Objective: This study focused on routine computed tomography imaging for aortic disease management and evaluated the trajectory of skeletal muscle changes through inpatient and outpatient cardiac rehabilitation.
Design: Prospective observational study included patients who underwent abdominal computed tomography three times (baseline, postacute care, and follow-up). The area and density of the all-abdominal and erector spine muscles and intramuscular adipose tissue were measured. A generalized linear model with patients as random effects was used to investigate skeletal muscle changes.
Results: Thirty-nine patients completed outpatient cardiac rehabilitation, and 60 were incomplete. Skeletal muscle area significantly decreased from baseline to the follow-up period only in the incomplete rehabilitation group.
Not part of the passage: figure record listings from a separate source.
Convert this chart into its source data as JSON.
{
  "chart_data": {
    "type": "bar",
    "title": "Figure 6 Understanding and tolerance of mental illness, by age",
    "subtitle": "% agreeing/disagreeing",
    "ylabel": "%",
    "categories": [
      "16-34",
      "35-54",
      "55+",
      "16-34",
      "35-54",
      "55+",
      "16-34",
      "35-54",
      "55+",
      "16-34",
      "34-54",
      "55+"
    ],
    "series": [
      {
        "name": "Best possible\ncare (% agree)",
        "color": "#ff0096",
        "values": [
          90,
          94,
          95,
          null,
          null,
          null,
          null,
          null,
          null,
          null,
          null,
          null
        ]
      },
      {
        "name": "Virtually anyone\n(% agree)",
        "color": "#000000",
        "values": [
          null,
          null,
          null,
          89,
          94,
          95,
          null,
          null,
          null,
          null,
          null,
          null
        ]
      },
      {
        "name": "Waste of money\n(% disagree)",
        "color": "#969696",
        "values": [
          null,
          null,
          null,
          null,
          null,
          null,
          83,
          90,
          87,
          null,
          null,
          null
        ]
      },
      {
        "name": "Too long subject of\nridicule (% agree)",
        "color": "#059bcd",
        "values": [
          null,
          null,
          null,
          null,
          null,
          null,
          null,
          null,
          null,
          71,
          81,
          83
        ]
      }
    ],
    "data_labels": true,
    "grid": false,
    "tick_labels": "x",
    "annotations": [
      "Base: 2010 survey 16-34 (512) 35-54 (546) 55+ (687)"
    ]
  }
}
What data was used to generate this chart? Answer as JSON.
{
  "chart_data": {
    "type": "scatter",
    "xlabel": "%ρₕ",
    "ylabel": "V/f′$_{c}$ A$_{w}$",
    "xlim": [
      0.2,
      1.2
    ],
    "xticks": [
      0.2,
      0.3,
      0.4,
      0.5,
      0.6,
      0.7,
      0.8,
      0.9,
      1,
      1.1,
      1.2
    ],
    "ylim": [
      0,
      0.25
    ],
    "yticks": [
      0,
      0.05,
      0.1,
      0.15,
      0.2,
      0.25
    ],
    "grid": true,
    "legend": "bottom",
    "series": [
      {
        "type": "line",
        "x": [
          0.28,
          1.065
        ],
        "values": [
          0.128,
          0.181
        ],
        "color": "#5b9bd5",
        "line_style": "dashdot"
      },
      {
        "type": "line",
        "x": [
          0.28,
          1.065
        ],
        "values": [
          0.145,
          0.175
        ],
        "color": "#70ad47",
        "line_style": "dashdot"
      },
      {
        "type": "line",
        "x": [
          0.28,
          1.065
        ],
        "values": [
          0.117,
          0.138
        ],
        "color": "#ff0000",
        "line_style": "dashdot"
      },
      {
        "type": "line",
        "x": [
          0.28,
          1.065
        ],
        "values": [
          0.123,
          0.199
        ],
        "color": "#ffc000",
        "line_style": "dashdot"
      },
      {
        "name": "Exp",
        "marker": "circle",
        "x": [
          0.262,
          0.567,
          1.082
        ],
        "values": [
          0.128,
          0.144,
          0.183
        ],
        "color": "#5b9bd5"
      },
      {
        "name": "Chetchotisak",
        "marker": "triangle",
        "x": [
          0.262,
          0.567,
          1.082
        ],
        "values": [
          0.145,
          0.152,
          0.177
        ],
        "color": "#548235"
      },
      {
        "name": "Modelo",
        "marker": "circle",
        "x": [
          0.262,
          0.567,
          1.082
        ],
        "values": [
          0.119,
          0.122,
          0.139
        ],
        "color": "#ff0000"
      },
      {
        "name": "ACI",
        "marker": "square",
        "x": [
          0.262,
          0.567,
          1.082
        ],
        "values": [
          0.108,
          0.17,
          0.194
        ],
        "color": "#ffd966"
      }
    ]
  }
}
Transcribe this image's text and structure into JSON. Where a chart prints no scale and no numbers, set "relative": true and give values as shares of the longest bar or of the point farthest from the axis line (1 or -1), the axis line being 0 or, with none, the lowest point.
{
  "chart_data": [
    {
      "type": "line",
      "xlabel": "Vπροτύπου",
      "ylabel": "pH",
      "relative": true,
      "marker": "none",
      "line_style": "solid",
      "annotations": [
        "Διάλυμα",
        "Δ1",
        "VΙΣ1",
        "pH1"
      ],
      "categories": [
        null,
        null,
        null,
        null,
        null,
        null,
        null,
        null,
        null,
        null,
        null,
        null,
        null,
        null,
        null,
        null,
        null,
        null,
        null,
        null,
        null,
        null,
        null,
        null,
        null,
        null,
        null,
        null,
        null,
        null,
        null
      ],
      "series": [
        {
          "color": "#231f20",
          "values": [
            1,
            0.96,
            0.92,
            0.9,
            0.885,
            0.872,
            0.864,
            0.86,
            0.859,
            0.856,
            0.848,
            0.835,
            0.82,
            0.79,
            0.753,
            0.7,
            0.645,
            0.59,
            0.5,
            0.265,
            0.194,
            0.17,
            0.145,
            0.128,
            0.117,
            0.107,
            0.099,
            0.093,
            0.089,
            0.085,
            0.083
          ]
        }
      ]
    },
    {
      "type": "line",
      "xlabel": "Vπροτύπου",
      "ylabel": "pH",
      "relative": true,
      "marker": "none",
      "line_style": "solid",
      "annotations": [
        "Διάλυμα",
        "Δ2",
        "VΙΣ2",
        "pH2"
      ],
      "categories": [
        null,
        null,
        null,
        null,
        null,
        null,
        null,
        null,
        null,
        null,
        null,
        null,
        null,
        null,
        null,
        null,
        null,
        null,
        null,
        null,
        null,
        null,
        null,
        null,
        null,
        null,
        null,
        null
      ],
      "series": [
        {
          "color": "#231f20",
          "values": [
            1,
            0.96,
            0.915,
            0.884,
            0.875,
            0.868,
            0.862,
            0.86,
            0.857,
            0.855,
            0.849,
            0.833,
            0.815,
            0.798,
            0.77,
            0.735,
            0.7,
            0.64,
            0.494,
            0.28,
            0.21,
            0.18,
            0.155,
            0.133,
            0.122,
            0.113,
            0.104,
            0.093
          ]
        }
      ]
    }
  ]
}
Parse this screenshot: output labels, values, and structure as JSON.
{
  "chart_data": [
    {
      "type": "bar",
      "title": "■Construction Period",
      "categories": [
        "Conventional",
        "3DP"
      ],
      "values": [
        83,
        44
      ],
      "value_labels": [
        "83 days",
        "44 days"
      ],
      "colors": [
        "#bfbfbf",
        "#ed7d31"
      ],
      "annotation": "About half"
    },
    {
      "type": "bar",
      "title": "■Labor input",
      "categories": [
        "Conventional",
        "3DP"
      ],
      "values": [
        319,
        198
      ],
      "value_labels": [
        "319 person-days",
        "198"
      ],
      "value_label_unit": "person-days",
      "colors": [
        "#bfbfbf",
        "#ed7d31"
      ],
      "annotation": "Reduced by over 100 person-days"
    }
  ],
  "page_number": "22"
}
Skeletal muscle density significantly decreased from baseline to postacute care and increased at the follow-up period, but only patients who completed rehabilitation showed recovery up to baseline at the follow-up period. These trajectories were more pronounced in the erector spine muscle. Intramuscular adipose tissue showed a trend of gradual increase, but only the incomplete rehabilitation group showed a significant difference from baseline to the follow-up period.
Conclusions: The density of skeletal muscle may reflect the most common clinical course; skeletal muscle area and intramuscular adipose tissue are unlikely to improve positively, and their maintenance seemed optimal.